13/01/2008

Surveiller… les dérives sécuritaires, d’abord !

Me Charles Poncet n’a pas besoin de mon soutien. Mais, pour une fois qu’il y a convergence de vues (c’est assez rare pour le souligner !), je tiens à dire qu’il a eu raison de déclarer son hostilité à l’installation de 15 caméras de surveillance dans une école de Lutry (VD). Oui, je suis d’accord avec lui lorsqu’il affirme que recourir à de tels moyens « à l’école, c’est un constat d’échec ». Ainsi, j’espère que le Tribunal de police d’Yverdon-les-Bains, mardi 15 janvier 2008, ne le condamnera pas pour ses propos tenus à la radio.
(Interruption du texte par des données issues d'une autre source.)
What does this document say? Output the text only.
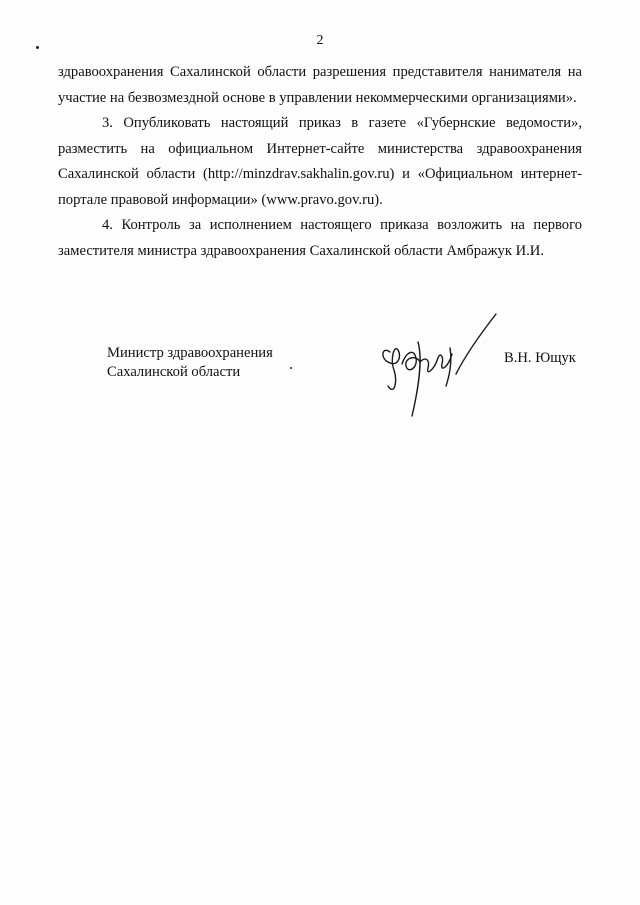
2

здравоохранения Сахалинской области разрешения представителя нанимателя на участие на безвозмездной основе в управлении некоммерческими организациями».

3. Опубликовать настоящий приказ в газете «Губернские ведомости», разместить на официальном Интернет-сайте министерства здравоохранения Сахалинской области (http://minzdrav.sakhalin.gov.ru) и «Официальном интернет-портале правовой информации» (www.pravo.gov.ru).

4. Контроль за исполнением настоящего приказа возложить на первого заместителя министра здравоохранения Сахалинской области Амбражук И.И.

Министр здравоохранения
Сахалинской области
В.Н. Ющук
Demander aux élèves, sous forme de boutade, de s’opposer à la vidéo-surveillance de leur école n’est pas répréhensible en soi. C’est davantage une invitation salutaire au débat. Il y a bien sûr les questions primordiales de la liberté d’expression et du respect de la sphère privée qui sont en jeu dans cette affaire. Mais il y a aussi le devoir de dénoncer les discours et les initiatives qui relèvent du délire sécuritaire. A cet égard, le syndic de Lutry, M. Willy Blondel, qui espère la condamnation de Me Poncet, fait preuve d’une incohérence révélatrice. En effet, si l’on en croit ses paroles rapportées dans Le Courrier du 11 janvier, M. Blondel déplore d’abord les tags et la détérioration des caméras qui ont causé « plusieurs milliers de francs de dégâts » et se réjouis ensuite du fait que grâce à l’achat du matériel de surveillance, « à 200% efficace », il n’y a « plus de problèmes de menaces, de racket et de déprédations ». Il faudrait savoir. Si saboter les caméras ne constitue pas aux yeux de M. Blondel une déprédation, qu’est-ce alors, un acte de civisme ? Plus sérieusement, il est assez évident, par ces aveux contradictoires, que la mise en place de caméras de surveillance ne représente en rien une solution, au contraire. Ou peut-être faudrait-il installer de nouvelles caméras destinées à surveiller les caméras pour éviter qu’elles ne soient abîmées, et d’autres aussi pour garantir la sécurité des nouvelles, etc. ?! La paranoïa et l’espionnage peuvent se déployer sans fin si l’on n’y prend garde. L’épisode calamiteux des fiches dans notre pays serait-il déjà oublié ?

 

12:10 Publié dans Ecole et société | Lien permanent | Commentaires (2) | |  Facebook

Commentaires

Avez-vous vécu très longtemps hors du monde pour que vous soyez encore étonné de l'incohérence d'un politicien qu'il se nomme W. Blondel, N. Sarkozy ou G. Bush ?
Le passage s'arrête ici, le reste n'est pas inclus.